As widely reported a few weeks back, Apple has confirmed its plans to buy out Beats Music and Beats Electronics for $3 billion, including $2.6 billion in cash and $400 million in stock options. In an official press release, Beats co-founder Jimmy Iovine said, “I’ve always known in my heart that Beats belonged with Apple. The idea when we started the company was inspired by Apple’s unmatched ability to marry culture and technology. Apple’s deep commitment to music fans, artists, songwriters and the music industry is something special.”
“Music is such an important part of all of our lives and holds a special place within our hearts at Apple,” added Apple CEO Tim Cook. “That’s why we have kept investing in music and are bringing together these extraordinary teams so we can continue to create the most innovative music products and services in the world.”

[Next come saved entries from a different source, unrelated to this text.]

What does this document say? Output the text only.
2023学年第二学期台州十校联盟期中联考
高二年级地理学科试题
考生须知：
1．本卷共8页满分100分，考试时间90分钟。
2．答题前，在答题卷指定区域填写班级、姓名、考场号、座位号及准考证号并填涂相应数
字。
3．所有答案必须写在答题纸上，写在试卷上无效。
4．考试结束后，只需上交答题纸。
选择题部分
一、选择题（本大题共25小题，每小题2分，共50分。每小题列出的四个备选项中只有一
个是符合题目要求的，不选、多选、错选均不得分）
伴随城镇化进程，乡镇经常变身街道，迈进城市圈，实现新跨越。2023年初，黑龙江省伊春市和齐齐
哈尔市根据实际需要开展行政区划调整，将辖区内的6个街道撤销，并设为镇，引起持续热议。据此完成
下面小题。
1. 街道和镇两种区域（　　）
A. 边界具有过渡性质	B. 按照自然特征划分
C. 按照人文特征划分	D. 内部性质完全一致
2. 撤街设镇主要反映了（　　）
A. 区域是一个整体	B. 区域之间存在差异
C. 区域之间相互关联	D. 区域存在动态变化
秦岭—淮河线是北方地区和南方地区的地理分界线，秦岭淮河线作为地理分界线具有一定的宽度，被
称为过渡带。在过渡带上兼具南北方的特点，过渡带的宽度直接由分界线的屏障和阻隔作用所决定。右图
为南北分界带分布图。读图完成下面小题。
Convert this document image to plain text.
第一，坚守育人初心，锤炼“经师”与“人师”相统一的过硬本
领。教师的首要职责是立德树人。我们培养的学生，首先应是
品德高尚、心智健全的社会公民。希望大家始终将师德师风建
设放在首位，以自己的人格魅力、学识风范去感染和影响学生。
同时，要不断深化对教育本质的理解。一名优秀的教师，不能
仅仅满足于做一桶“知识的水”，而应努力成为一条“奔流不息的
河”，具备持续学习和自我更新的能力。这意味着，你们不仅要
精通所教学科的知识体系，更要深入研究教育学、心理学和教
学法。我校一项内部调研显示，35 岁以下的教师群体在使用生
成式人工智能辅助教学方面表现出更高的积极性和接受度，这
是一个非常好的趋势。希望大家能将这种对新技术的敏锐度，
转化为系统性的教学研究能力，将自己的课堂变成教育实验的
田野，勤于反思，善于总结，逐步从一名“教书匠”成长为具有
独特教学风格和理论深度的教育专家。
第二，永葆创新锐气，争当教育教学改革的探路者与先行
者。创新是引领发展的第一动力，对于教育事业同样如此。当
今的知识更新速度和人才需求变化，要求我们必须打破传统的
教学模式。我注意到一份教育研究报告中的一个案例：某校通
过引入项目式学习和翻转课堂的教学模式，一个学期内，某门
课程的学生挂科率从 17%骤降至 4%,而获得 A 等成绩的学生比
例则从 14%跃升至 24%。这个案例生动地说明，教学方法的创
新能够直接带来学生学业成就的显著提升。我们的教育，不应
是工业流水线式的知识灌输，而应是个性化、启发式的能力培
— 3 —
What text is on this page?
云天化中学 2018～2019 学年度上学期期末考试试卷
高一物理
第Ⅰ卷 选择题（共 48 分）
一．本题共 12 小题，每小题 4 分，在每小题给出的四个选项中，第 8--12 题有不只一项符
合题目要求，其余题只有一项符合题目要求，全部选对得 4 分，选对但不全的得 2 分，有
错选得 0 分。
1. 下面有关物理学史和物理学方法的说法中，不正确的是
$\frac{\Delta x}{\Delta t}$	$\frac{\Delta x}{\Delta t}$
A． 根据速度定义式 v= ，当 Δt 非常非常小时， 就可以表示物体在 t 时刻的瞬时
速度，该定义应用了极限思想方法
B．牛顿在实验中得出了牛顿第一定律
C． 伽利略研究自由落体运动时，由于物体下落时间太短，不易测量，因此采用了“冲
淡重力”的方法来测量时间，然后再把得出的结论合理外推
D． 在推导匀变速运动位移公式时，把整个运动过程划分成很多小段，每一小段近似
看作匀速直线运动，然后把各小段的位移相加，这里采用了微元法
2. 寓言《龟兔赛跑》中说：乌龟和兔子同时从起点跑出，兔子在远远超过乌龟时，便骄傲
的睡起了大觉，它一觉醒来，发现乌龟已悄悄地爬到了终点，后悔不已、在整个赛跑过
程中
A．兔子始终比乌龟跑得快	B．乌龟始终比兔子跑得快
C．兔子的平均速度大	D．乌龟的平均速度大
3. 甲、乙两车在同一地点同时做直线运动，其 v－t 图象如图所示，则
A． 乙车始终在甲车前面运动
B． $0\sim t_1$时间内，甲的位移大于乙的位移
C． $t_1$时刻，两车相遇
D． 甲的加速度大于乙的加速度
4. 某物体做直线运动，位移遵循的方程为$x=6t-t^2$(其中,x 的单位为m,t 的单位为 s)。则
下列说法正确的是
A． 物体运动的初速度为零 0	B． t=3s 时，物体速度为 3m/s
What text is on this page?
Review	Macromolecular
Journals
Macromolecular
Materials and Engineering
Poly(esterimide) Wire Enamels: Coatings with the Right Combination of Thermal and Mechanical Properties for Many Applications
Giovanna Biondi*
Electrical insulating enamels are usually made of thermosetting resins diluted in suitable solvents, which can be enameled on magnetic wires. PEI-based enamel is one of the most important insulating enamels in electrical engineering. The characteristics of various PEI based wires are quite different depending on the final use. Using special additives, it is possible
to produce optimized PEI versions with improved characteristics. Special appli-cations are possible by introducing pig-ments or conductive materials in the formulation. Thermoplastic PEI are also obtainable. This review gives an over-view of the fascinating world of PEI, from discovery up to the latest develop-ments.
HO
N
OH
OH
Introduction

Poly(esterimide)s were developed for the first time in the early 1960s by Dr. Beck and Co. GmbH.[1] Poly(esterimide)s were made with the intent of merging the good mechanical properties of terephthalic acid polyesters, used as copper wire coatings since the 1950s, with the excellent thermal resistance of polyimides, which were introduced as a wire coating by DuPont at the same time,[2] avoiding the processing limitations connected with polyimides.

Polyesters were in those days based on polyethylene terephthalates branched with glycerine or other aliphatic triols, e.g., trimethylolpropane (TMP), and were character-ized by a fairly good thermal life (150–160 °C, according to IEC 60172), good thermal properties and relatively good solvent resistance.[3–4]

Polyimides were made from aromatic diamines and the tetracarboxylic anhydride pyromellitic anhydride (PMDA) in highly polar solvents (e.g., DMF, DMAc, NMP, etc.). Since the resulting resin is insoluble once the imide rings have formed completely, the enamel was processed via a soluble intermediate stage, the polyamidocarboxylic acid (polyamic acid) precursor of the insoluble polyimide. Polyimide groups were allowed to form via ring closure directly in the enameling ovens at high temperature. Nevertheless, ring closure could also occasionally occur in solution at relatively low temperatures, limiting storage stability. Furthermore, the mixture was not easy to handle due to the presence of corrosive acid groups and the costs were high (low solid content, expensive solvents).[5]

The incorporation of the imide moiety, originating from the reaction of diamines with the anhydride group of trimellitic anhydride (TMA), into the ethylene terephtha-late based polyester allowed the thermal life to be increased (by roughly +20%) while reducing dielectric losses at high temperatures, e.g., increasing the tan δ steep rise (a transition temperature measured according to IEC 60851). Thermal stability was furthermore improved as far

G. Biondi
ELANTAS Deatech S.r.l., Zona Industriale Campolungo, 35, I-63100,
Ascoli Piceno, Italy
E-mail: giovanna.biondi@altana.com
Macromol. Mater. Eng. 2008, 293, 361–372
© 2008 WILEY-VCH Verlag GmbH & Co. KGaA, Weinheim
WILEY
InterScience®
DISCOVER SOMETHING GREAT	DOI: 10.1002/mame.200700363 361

According to The New York Times, the Beats brand will remain separate from Apple’s, which means that the latter’s lukewarmly received iTunes Radio service will not be replaced by Beats’s subscription model. Iovine and Beats co-founder Dr. Dre will now work directly under Eddy Cue — Apple’s executive in charge of Internet services — however, so long as the deal is approved by regulatory agencies later this year.
While Cook called the partnership a “no-brainer,” financial analyst Maynard Um told the Times, “Apple was at the front of that [digital music] curve, and if that’s the reason for the acquisition it would lend credence to the view that maybe they’re not ahead of the curve anymore.”
As for why Apple didn’t build its own streaming service to rival Beats, Cook countered, “Could Eddy’s team have built a subscription service? Of course. We could’ve built those 27 other things ourselves, too. You don’t build everything yourself. It’s not one thing that excites us here. It’s the people. It’s the service.”